A city manager form of government relies on a strong administrator to implement city council policy. Among other duties, the manager needs to be the final authority on hirings and firings of the city staff to avoid potential patronage attempts by the city's elected leaders.
Politics, not patronage, is the root of a problem in New Port Richey, where an archaic rule allowed a citizens panel to usurp City Manager Gerald Seeber's authority.
The city's civil service board, hearing an appeal for the first time in 14 years, recently reversed the firing of a public works employee who had been arrested and accused of possessing a controlled substance. The worker later acknowledged during his appeal hearing that he smoked marijuana on his lunch break.

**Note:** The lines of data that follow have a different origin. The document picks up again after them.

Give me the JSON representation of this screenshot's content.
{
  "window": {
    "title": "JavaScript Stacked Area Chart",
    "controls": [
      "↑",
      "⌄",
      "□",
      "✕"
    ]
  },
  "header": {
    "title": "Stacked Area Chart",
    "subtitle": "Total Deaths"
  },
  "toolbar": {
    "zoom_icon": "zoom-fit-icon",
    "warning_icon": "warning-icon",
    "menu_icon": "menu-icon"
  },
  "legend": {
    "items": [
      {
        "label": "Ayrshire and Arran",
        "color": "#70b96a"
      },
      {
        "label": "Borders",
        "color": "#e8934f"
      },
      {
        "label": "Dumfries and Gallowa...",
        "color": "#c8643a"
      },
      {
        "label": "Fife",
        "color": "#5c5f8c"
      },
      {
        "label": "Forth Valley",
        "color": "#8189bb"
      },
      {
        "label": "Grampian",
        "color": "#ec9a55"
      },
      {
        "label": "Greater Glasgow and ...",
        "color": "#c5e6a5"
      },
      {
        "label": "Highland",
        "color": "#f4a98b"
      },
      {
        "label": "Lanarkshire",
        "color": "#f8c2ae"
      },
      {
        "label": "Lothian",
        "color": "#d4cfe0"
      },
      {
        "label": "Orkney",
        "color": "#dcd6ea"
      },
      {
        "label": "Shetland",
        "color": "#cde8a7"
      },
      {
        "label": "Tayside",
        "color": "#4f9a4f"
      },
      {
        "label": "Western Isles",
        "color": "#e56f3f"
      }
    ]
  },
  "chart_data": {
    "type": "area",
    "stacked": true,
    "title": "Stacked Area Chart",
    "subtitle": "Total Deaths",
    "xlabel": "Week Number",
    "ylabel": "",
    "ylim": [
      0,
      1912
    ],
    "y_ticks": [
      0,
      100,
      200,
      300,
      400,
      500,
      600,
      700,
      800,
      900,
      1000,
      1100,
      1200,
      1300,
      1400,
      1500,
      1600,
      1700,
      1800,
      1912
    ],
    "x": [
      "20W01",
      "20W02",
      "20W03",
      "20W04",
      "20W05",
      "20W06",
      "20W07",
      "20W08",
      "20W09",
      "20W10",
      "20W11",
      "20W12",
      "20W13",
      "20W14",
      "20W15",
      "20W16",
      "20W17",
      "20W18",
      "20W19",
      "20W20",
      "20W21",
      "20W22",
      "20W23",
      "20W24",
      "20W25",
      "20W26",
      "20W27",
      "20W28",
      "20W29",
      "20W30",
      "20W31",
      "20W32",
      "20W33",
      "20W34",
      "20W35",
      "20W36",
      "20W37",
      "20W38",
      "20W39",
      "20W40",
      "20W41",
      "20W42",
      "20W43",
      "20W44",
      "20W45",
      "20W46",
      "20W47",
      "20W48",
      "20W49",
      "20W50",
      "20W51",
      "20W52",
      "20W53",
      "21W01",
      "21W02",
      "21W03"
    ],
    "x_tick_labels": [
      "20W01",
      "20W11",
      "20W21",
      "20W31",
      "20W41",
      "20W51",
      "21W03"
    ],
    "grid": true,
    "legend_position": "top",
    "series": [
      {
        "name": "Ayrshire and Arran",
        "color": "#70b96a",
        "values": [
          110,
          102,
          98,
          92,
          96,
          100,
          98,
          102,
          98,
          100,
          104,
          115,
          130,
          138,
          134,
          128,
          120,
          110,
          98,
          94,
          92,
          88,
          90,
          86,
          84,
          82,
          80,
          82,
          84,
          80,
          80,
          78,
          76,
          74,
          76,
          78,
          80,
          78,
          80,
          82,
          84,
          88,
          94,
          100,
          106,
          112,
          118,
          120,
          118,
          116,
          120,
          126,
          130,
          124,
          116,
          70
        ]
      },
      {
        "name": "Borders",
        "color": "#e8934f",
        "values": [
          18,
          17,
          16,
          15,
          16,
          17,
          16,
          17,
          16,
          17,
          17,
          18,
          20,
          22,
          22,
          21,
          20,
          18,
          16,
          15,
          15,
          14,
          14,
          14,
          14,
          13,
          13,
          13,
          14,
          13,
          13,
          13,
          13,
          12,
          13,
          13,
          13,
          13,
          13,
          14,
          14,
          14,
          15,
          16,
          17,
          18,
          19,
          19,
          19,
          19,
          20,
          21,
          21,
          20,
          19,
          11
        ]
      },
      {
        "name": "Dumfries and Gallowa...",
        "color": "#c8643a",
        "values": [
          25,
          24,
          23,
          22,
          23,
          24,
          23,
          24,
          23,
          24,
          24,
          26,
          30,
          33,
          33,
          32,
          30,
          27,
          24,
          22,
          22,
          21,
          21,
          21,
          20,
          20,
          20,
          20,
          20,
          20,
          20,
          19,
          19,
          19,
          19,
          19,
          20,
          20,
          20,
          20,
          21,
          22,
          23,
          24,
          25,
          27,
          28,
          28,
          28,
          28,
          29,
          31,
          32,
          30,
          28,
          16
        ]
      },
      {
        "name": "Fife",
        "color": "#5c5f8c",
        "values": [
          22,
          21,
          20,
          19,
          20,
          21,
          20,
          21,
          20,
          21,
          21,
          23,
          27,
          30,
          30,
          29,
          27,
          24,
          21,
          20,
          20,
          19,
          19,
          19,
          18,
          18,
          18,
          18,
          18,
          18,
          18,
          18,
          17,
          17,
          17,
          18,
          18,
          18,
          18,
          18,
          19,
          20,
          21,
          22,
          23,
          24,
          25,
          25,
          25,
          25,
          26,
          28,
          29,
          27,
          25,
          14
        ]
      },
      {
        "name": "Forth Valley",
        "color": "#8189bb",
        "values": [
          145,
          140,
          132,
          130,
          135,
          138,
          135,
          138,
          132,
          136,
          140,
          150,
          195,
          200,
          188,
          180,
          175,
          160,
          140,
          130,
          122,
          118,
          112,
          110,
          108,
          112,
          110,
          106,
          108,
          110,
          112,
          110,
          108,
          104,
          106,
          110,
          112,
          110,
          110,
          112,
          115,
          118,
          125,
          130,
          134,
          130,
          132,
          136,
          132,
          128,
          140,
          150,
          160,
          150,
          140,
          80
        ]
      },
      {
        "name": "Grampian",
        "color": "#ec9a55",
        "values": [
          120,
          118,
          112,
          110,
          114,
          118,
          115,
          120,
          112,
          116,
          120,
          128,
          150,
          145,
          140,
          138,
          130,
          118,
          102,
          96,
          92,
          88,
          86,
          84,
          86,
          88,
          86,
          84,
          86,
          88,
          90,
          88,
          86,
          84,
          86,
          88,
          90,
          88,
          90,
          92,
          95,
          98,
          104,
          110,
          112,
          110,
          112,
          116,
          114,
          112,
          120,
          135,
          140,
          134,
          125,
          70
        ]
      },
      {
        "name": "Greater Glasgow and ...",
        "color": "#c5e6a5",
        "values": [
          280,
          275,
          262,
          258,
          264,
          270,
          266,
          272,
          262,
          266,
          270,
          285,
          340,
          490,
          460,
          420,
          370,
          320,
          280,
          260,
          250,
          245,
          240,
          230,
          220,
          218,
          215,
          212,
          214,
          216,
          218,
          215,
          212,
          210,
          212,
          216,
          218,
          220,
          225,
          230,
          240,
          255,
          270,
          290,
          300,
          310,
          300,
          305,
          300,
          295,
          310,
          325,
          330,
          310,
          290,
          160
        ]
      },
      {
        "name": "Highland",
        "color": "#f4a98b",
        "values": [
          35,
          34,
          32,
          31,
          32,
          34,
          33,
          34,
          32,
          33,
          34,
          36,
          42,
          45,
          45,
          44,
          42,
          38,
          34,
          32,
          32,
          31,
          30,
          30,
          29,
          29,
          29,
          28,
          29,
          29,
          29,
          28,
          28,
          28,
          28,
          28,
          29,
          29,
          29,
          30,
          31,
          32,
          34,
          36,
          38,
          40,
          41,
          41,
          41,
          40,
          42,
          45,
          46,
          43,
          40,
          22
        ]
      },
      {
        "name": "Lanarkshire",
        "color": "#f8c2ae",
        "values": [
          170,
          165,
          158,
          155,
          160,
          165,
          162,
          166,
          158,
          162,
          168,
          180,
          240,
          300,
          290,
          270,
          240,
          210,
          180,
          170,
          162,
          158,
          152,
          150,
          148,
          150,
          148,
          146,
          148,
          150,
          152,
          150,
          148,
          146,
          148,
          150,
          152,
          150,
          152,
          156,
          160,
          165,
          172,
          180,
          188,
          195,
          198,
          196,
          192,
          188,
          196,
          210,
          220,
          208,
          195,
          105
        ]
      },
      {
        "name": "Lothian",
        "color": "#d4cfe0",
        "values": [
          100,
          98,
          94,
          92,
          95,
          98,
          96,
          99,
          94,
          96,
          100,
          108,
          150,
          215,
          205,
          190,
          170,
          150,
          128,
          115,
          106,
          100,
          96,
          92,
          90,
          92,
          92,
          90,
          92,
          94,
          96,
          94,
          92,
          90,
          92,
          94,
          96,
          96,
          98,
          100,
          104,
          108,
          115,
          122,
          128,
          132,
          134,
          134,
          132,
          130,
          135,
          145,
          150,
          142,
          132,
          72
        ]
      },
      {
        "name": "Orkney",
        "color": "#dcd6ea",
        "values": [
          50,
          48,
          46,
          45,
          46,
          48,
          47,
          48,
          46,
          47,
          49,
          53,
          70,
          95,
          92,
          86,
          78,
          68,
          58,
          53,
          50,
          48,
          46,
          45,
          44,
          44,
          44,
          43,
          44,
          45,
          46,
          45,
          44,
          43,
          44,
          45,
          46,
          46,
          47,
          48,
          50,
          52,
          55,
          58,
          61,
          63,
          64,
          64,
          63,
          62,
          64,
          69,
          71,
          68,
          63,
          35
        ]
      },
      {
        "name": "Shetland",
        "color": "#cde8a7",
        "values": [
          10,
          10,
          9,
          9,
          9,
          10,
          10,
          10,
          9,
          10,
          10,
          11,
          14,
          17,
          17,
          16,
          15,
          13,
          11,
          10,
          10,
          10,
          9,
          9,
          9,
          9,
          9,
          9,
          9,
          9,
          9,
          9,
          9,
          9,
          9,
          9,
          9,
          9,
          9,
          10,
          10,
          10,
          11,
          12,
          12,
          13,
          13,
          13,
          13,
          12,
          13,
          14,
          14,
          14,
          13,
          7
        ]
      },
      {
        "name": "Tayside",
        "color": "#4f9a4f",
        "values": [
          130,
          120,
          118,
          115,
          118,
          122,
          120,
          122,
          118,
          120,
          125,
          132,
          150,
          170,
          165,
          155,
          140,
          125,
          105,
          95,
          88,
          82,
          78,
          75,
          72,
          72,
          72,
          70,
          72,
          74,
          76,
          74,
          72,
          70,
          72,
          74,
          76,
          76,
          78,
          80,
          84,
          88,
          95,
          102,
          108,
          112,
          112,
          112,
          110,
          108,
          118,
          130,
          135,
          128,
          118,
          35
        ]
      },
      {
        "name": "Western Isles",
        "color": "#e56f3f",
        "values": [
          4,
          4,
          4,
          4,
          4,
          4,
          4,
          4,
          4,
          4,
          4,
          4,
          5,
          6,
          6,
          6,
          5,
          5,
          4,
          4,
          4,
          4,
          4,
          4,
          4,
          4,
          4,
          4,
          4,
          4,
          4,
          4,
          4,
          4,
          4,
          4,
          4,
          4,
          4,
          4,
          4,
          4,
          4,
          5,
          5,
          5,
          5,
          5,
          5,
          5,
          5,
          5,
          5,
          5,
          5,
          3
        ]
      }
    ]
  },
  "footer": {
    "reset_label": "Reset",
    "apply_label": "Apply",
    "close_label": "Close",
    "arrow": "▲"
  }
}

The issue is not the severity of the punishment, but rather the policy implementing it. The city's drug-free workplace program prohibits possession or use of illegal substances on the job. Violators are subject to immediate dismissal.
Turns out, it doesn't matter. Under the current city code, the civil service board's ruling is final. That system needs to change. An appointed board with no accountability should not be allowed to supersede the city manager, who answers to the City Council.
The employee's appeal is being played out with the city's campaign season as the backdrop. The civil service board is chaired by Robert Moore, a candidate for City Council in the April 10 election. Moore is critical of Seeber's management and said he will consider the idea of disbanding the city manager form of government if he is elected. It is an ill-conceived idea and one that shouldn't be advanced through the civil service board.
A citizens group that endorsed Moore suggests the civil service board is vital to protect city employees. Hardly. City managers in Dade City and Zephyrhills, for instance, are the final authority on employee discipline in those cities. New Port Richey needs a similar policy, and the City Council is scheduled to consider one tonight.
Under a new proposal, the council would disband the civil service board and allow the city manager to assume responsibility for employee discipline. Options include allowing department heads to hand out punishment with appeals to the city manager and a third-party arbitrator; or allowing a citizens committee to hear the appeal and make a recommendation to the city manager who would retain final authority. Either is preferable to the current format.
Critics are wrong to portray the plan as a power play by the city administration. More accurately, it is an attempt to rewrite an inappropriate policy that allows board members to act with neither consequences to themselves nor regard for long-term ramifications to the city.